Brother Turton said while this may have been Sutton's understanding, it was not correct and he had not shipped him out of the country to hinder the police investigation.
Earlier on Wednesday, Brother Turton, the second highest ranking member of the Marist Brothers in 1985, said he would have needed specialist legal advice to determine if an adult touching a child on the genitals was a criminal offence at that time.
He also told the commission he would have needed specialist advice to determine if it was a criminal offence for an adult to make a child touch them on the genitals or to masturbate a child.
He knew what a paedophile was at the time and was aware in 1985 that sexual intercourse between an adult and a child was a criminal offence.
Brother Turton, who became the provincial of the order in 1989 and later served as its first professional standards director, said when he was made vice-provincial in 1983 he was not briefed on any sex offenders within the order.

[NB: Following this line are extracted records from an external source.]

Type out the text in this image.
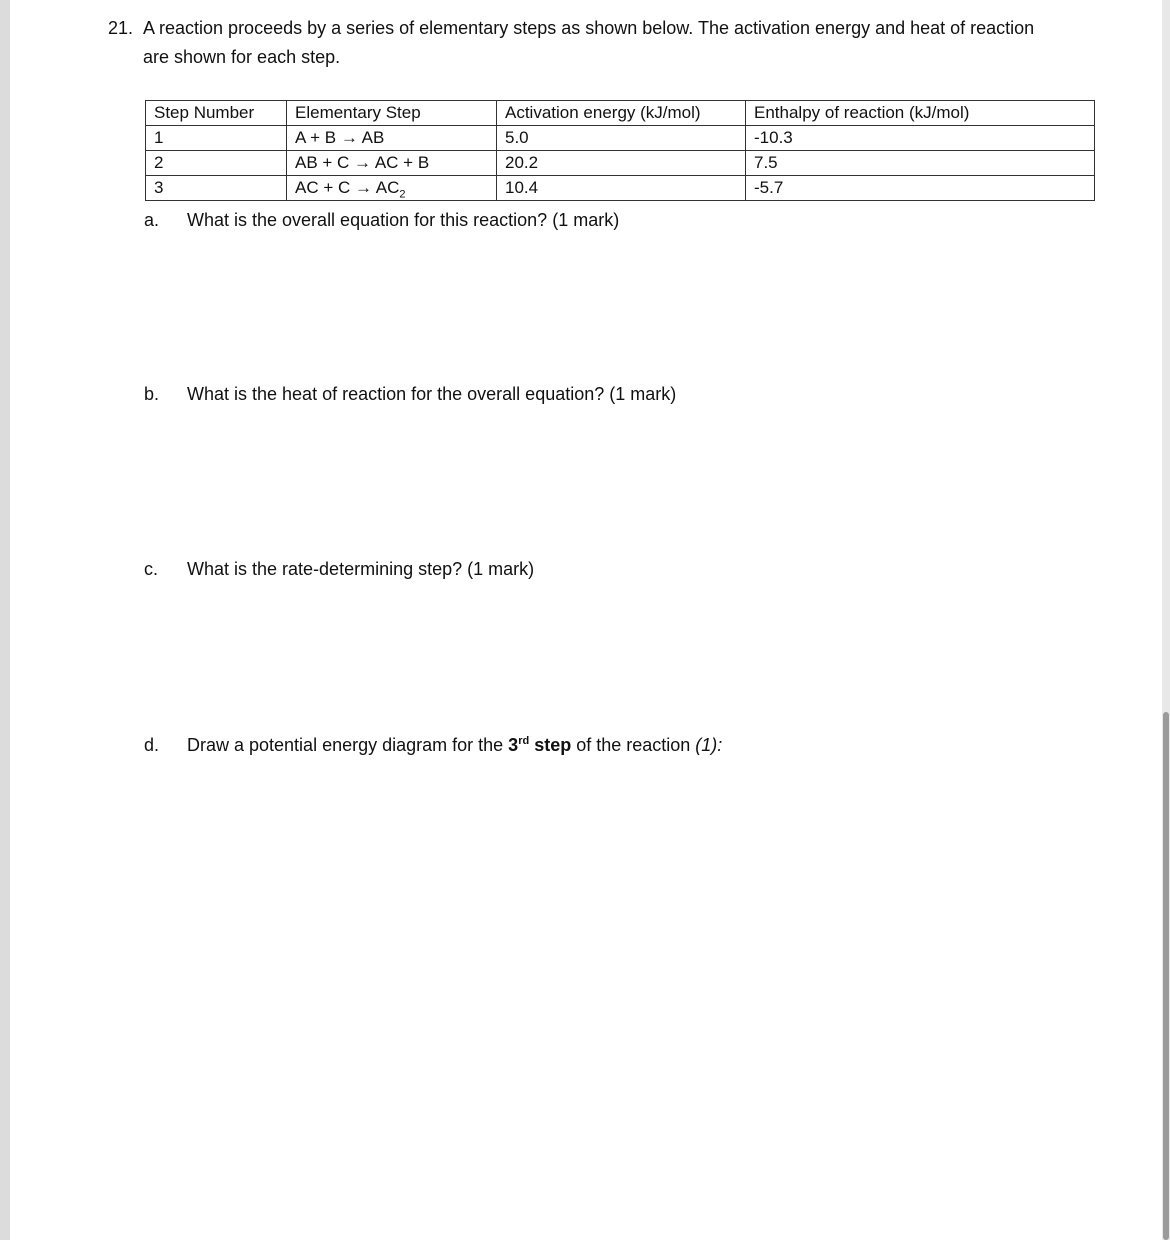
21. A reaction proceeds by a series of elementary steps as shown below. The activation energy and heat of reaction
are shown for each step.
Step Number	Elementary Step	Activation energy (kJ/mol)	Enthalpy of reaction (kJ/mol)
1	A + B → AB	5.0	-10.3
2	AB + C → AC + B	20.2	7.5
3	AC + $C \to AC_2$	10.4	-5.7
a. What is the overall equation for this reaction? (1 mark)
b. What is the heat of reaction for the overall equation? (1 mark)
c. What is the rate-determining step? (1 mark)
d. Draw a potential energy diagram for the 3rd step of the reaction (1):
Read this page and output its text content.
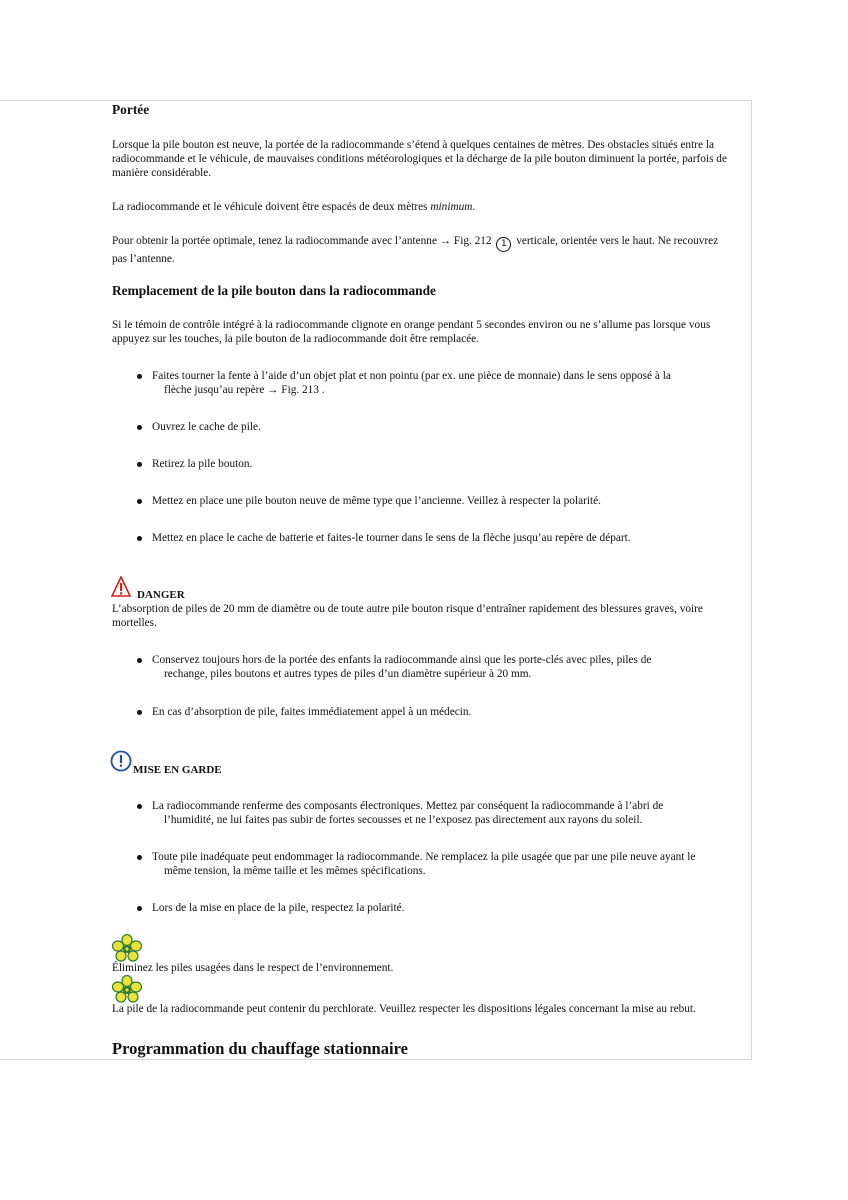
Portée
Lorsque la pile bouton est neuve, la portée de la radiocommande s’étend à quelques centaines de mètres. Des obstacles situés entre la radiocommande et le véhicule, de mauvaises conditions météorologiques et la décharge de la pile bouton diminuent la portée, parfois de manière considérable.
La radiocommande et le véhicule doivent être espacés de deux mètres minimum.
Pour obtenir la portée optimale, tenez la radiocommande avec l’antenne → Fig. 212 1 verticale, orientée vers le haut. Ne recouvrez pas l’antenne.
Remplacement de la pile bouton dans la radiocommande
Si le témoin de contrôle intégré à la radiocommande clignote en orange pendant 5 secondes environ ou ne s’allume pas lorsque vous appuyez sur les touches, la pile bouton de la radiocommande doit être remplacée.
Faites tourner la fente à l’aide d’un objet plat et non pointu (par ex. une pièce de monnaie) dans le sens opposé à la
flèche jusqu’au repère → Fig. 213 .
Ouvrez le cache de pile.
Retirez la pile bouton.
Mettez en place une pile bouton neuve de même type que l’ancienne. Veillez à respecter la polarité.
Mettez en place le cache de batterie et faites-le tourner dans le sens de la flèche jusqu’au repère de départ.
DANGER
L’absorption de piles de 20 mm de diamètre ou de toute autre pile bouton risque d’entraîner rapidement des blessures graves, voire mortelles.
Conservez toujours hors de la portée des enfants la radiocommande ainsi que les porte-clés avec piles, piles de
rechange, piles boutons et autres types de piles d’un diamètre supérieur à 20 mm.
En cas d’absorption de pile, faites immédiatement appel à un médecin.
MISE EN GARDE
La radiocommande renferme des composants électroniques. Mettez par conséquent la radiocommande à l’abri de
l’humidité, ne lui faites pas subir de fortes secousses et ne l’exposez pas directement aux rayons du soleil.
Toute pile inadéquate peut endommager la radiocommande. Ne remplacez la pile usagée que par une pile neuve ayant le
même tension, la même taille et les mêmes spécifications.
Lors de la mise en place de la pile, respectez la polarité.
Éliminez les piles usagées dans le respect de l’environnement.
La pile de la radiocommande peut contenir du perchlorate. Veuillez respecter les dispositions légales concernant la mise au rebut.
Programmation du chauffage stationnaire
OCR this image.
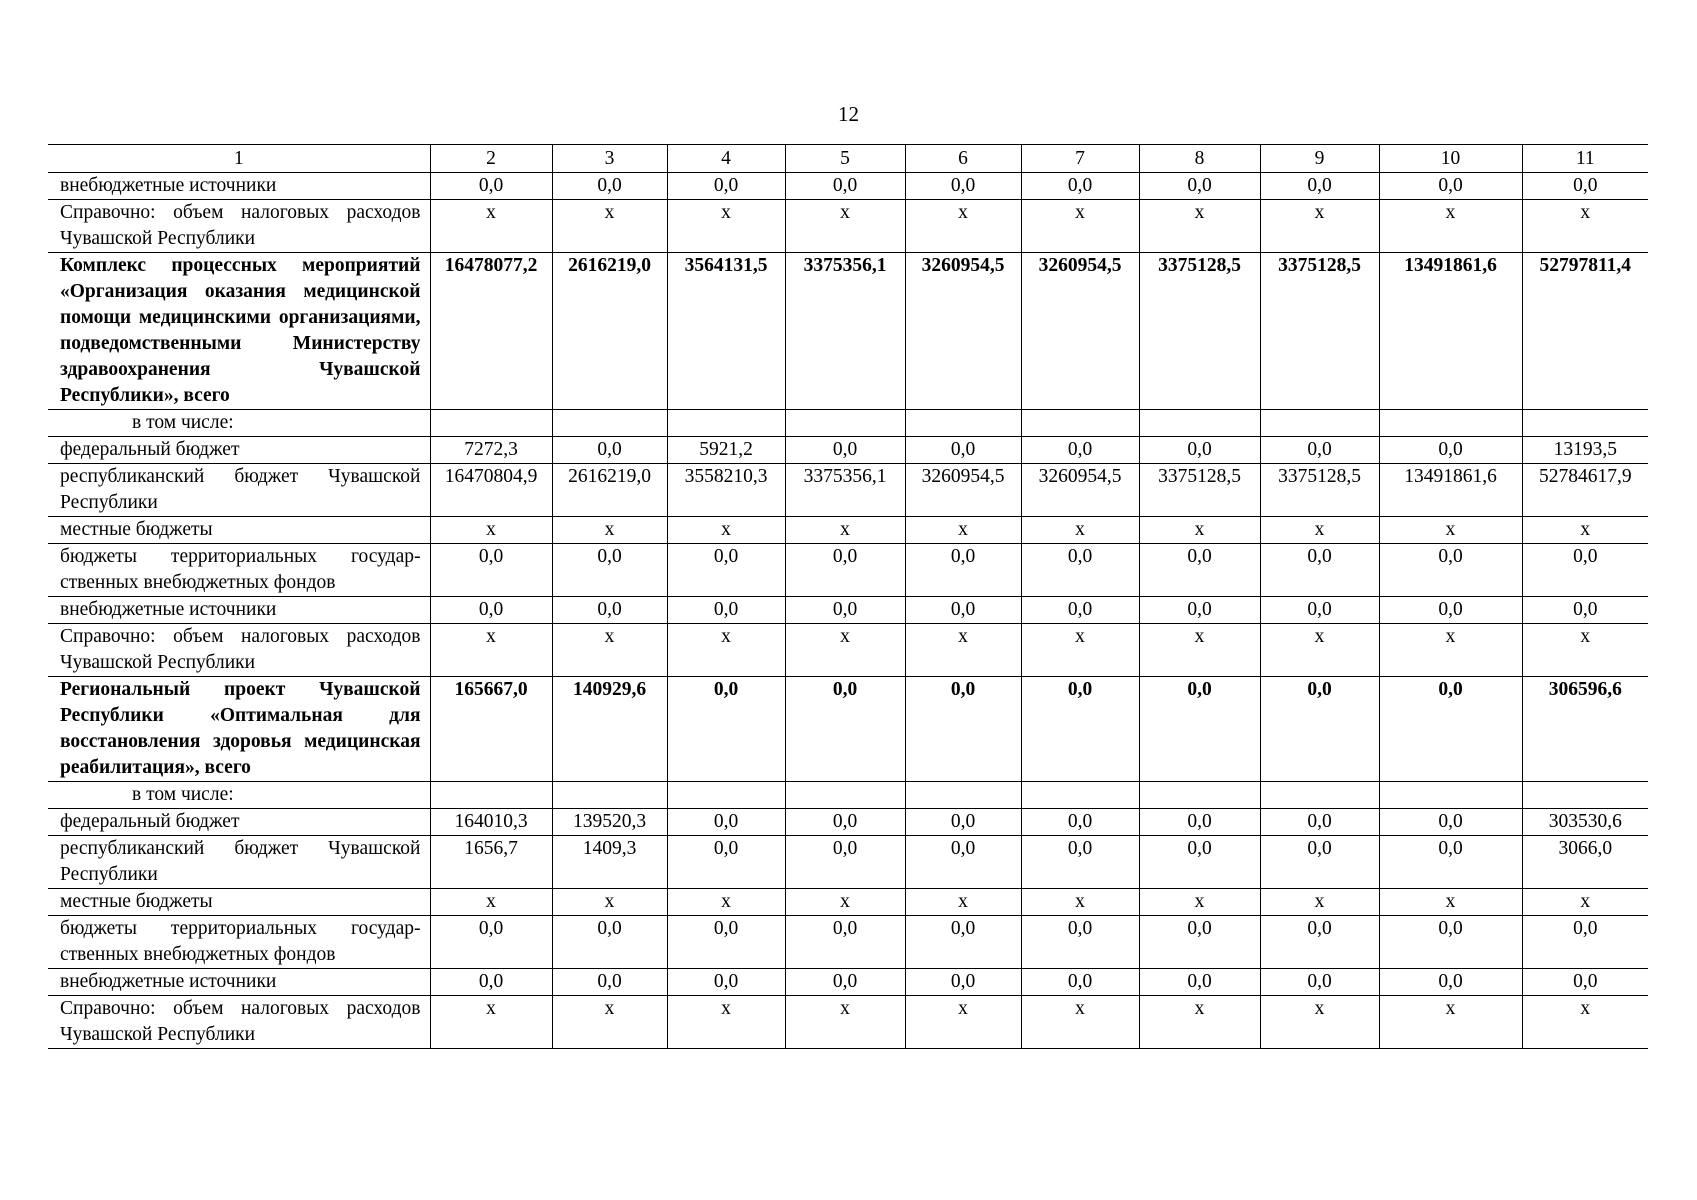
12
1	2	3	4	5	6	7	8	9	10	11
внебюджетные источники	0,0	0,0	0,0	0,0	0,0	0,0	0,0	0,0	0,0	0,0
Справочно: объем налоговых расходов Чувашской Республики	x	x	x	x	x	x	x	x	x	x
Комплекс процессных мероприятий «Организация оказания медицинской помощи медицинскими организациями, подведомственными Министерству здравоохранения Чувашской Республики», всего	16478077,2	2616219,0	3564131,5	3375356,1	3260954,5	3260954,5	3375128,5	3375128,5	13491861,6	52797811,4
в том числе:										
федеральный бюджет	7272,3	0,0	5921,2	0,0	0,0	0,0	0,0	0,0	0,0	13193,5
республиканский бюджет Чувашской Республики	16470804,9	2616219,0	3558210,3	3375356,1	3260954,5	3260954,5	3375128,5	3375128,5	13491861,6	52784617,9
местные бюджеты	x	x	x	x	x	x	x	x	x	x
бюджеты территориальных государственных внебюджетных фондов	0,0	0,0	0,0	0,0	0,0	0,0	0,0	0,0	0,0	0,0
внебюджетные источники	0,0	0,0	0,0	0,0	0,0	0,0	0,0	0,0	0,0	0,0
Справочно: объем налоговых расходов Чувашской Республики	x	x	x	x	x	x	x	x	x	x
Региональный проект Чувашской Республики «Оптимальная для восстановления здоровья медицинская реабилитация», всего	165667,0	140929,6	0,0	0,0	0,0	0,0	0,0	0,0	0,0	306596,6
в том числе:										
федеральный бюджет	164010,3	139520,3	0,0	0,0	0,0	0,0	0,0	0,0	0,0	303530,6
республиканский бюджет Чувашской Республики	1656,7	1409,3	0,0	0,0	0,0	0,0	0,0	0,0	0,0	3066,0
местные бюджеты	x	x	x	x	x	x	x	x	x	x
бюджеты территориальных государственных внебюджетных фондов	0,0	0,0	0,0	0,0	0,0	0,0	0,0	0,0	0,0	0,0
внебюджетные источники	0,0	0,0	0,0	0,0	0,0	0,0	0,0	0,0	0,0	0,0
Справочно: объем налоговых расходов Чувашской Республики	x	x	x	x	x	x	x	x	x	x
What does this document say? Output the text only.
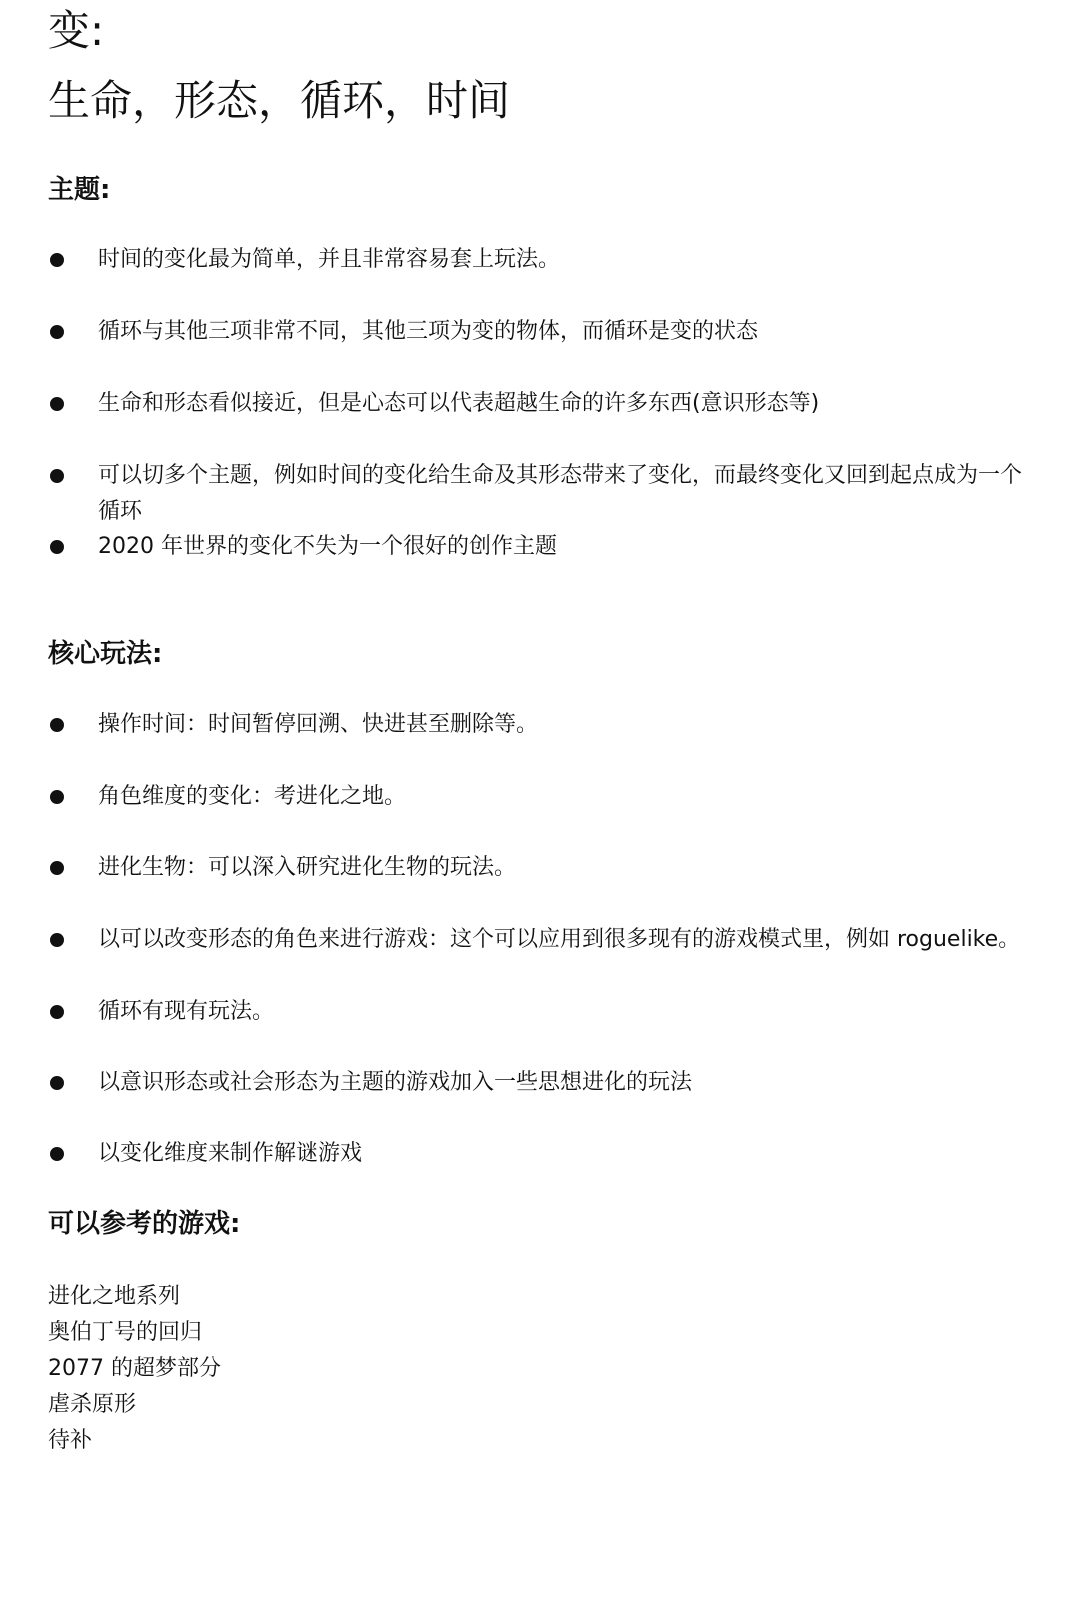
变:
生命，形态，循环，时间
主题:
时间的变化最为简单，并且非常容易套上玩法。
循环与其他三项非常不同，其他三项为变的物体，而循环是变的状态
生命和形态看似接近，但是心态可以代表超越生命的许多东西(意识形态等)
可以切多个主题，例如时间的变化给生命及其形态带来了变化，而最终变化又回到起点成为一个循环
2020 年世界的变化不失为一个很好的创作主题
核心玩法:
操作时间：时间暂停回溯、快进甚至删除等。
角色维度的变化：考进化之地。
进化生物：可以深入研究进化生物的玩法。
以可以改变形态的角色来进行游戏：这个可以应用到很多现有的游戏模式里，例如 roguelike。
循环有现有玩法。
以意识形态或社会形态为主题的游戏加入一些思想进化的玩法
以变化维度来制作解谜游戏
可以参考的游戏:
进化之地系列
奥伯丁号的回归
2077 的超梦部分
虐杀原形
待补
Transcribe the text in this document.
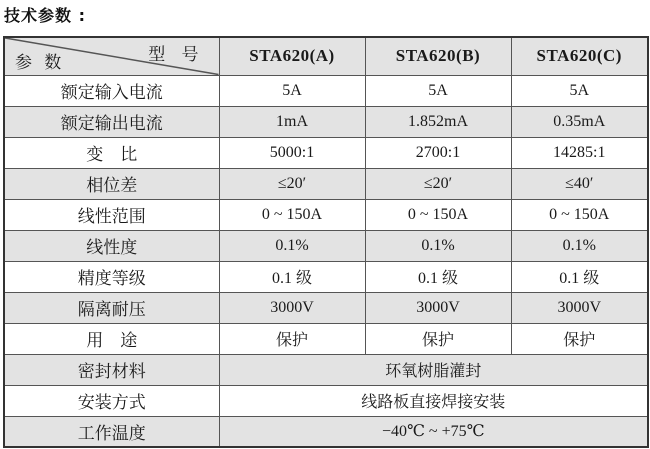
技术参数 :
型 号
参 数	STA620(A)	STA620(B)	STA620(C)
额定输入电流	5A	5A	5A
额定输出电流	1mA	1.852mA	0.35mA
变　比	5000:1	2700:1	14285:1
相位差	≤20′	≤20′	≤40′
线性范围	0 ~ 150A	0 ~ 150A	0 ~ 150A
线性度	0.1%	0.1%	0.1%
精度等级	0.1 级	0.1 级	0.1 级
隔离耐压	3000V	3000V	3000V
用　途	保护	保护	保护
密封材料	环氧树脂灌封		
安装方式	线路板直接焊接安装		
工作温度	−40℃ ~ +75℃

Brother Turton played a key role in the order's responses to allegations against serial paedophiles Kostka Chute and Gregory Sutton in the 1980s and 1990s.
Chute had previously admitted to offences dating back to 1959 and received a "canonical warning" in the late 1960s.
Sutton had previously admitted to offences involving more than 20 children.
Brother Turton told the commission he first became aware that Sutton had abused a student in 1989 when ADO, a former student of Sutton's at a north Queensland school, committed suicide.
When the boy's father learnt his son had been abused by Sutton, and it had been a factor in his death, he travelled to Sydney with Brother John Hunt to confront the abuser.
Brother Hunt later told Brother Turton that Sutton had admitted the abuse to ADO's father.
Brother Turton then interviewed Sutton, who admitted abusing ADO.